I'm a coward, my love. Now I know that I have always been this way, from the moment my mom held me at her chest, and I kept crying no matter what she did. Was I yelping in anticipation of future pain? Or was I just hungry to experience life?
I have never found the meaning of life.
After all, I spent most of it utter darkness, rather than allowing the light to touch my shriveling skin. Even now, I have remained he who slinks into your house in the middle of the night, when the great clock strikes the witch's hour, only so that he can cut your throat and get paid. I'm the harbinger of death and suffering, not life and light. Or, at least, I thought I was. Light has shown me how little I know, both of the world outside of me and of the world inside.
God has not existed to me for years now. He has left me to my bleak activities, knowing I do not deserve the love he embodies. I didn't understand, so I cursed and cried. I turned my back on him, like a child throwing a tantrum. I guess, in contrast to God, we all are petulant children, needing to be taught a lesson.
In my pride, I reckoned myself the parent, not the child.
And yet, in my hour of need, as I sweat here in this damp hole, certain I will die, a part of me prays to him, bones yapping with the fear he might not answer. What am I praying for, you ask? That I do not know.

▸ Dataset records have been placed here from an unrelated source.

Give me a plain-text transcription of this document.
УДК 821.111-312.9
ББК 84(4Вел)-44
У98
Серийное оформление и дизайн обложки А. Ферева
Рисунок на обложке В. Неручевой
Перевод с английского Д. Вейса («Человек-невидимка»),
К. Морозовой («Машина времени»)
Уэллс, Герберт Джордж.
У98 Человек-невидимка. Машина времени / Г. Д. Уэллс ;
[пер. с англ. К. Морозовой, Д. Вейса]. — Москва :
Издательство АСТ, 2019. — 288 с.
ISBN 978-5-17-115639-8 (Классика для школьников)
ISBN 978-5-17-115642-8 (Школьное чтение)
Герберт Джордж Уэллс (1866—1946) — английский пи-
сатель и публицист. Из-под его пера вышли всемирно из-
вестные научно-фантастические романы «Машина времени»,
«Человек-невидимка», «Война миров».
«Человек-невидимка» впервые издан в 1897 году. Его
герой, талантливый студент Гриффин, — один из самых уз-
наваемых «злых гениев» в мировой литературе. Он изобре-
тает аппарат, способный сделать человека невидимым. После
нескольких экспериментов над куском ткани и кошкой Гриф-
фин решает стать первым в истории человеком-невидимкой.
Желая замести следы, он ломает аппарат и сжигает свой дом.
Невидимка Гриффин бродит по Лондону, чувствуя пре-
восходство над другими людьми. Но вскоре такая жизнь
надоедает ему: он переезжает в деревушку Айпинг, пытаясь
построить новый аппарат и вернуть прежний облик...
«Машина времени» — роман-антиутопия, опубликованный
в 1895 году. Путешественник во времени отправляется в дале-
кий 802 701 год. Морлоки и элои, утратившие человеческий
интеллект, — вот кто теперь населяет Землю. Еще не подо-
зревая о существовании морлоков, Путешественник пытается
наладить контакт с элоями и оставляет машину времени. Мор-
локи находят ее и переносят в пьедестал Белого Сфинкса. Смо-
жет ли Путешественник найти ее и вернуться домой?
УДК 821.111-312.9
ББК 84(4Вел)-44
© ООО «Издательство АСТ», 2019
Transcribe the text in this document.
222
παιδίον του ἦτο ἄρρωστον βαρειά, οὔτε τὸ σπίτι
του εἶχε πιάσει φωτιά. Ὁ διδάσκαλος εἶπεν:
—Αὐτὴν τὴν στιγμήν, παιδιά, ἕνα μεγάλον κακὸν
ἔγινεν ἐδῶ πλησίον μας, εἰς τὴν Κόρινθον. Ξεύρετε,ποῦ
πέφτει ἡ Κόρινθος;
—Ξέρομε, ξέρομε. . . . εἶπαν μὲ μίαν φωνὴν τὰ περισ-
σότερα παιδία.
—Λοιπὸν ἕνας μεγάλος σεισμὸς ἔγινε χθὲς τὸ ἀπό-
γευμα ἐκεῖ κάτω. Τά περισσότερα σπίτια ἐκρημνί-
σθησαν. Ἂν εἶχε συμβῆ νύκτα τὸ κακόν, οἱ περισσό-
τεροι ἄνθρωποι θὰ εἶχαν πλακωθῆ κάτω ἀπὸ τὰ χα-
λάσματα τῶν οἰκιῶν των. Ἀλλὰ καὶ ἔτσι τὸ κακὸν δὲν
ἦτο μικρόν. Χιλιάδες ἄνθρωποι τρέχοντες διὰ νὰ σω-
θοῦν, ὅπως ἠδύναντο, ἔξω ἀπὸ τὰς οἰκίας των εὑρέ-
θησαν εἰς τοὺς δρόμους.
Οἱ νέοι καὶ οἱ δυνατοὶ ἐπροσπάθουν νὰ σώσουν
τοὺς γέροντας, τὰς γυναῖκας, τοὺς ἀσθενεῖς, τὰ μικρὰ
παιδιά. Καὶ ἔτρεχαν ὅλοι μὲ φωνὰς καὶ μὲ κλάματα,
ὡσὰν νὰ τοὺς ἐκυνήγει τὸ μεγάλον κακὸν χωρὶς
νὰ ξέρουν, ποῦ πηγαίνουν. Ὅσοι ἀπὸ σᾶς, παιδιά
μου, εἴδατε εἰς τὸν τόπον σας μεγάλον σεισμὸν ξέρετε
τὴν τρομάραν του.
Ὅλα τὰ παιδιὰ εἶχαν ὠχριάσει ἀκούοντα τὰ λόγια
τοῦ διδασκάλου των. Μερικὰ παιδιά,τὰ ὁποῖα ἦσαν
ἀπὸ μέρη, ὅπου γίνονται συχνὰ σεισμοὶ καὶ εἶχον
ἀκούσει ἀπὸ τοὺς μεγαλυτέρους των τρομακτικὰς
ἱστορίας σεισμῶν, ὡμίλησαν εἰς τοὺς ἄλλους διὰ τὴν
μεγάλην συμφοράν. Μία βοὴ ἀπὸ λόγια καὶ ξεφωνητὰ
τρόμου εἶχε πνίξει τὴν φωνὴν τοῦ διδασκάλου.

A second chance? To die with you by my side? To see even a sliver of that light everyone is so fond of, even they who are as blind as I am? These are dreams which cannot be. I made sure that they're not possible a long time ago.
My hand trembled on the sodden piece of paper.
I lied to you, Agnes. I'm sorry about that. You deserved better. Everyone deserves better.
Except me. My mother taught me that as well.
Cold seeped through my coat, torn from many years of use until my blood mingled with another's. We became one. Death unites people in a way life cannot.
I am still wearing the shabby coat you gave me.
The coat I used to wear wherever we went, cinema, restaurant, or date.
The coat I wore the day you died.
The day I killed you.
I closed my eyes, seeing her amber hair flying in the wind as she fell in the pit I pushed her into, a silent scream evading her clenched throat.
I loved you, Agnes. You were my weakness. And for that, you had to die.
I didn't sign my name. It was futile.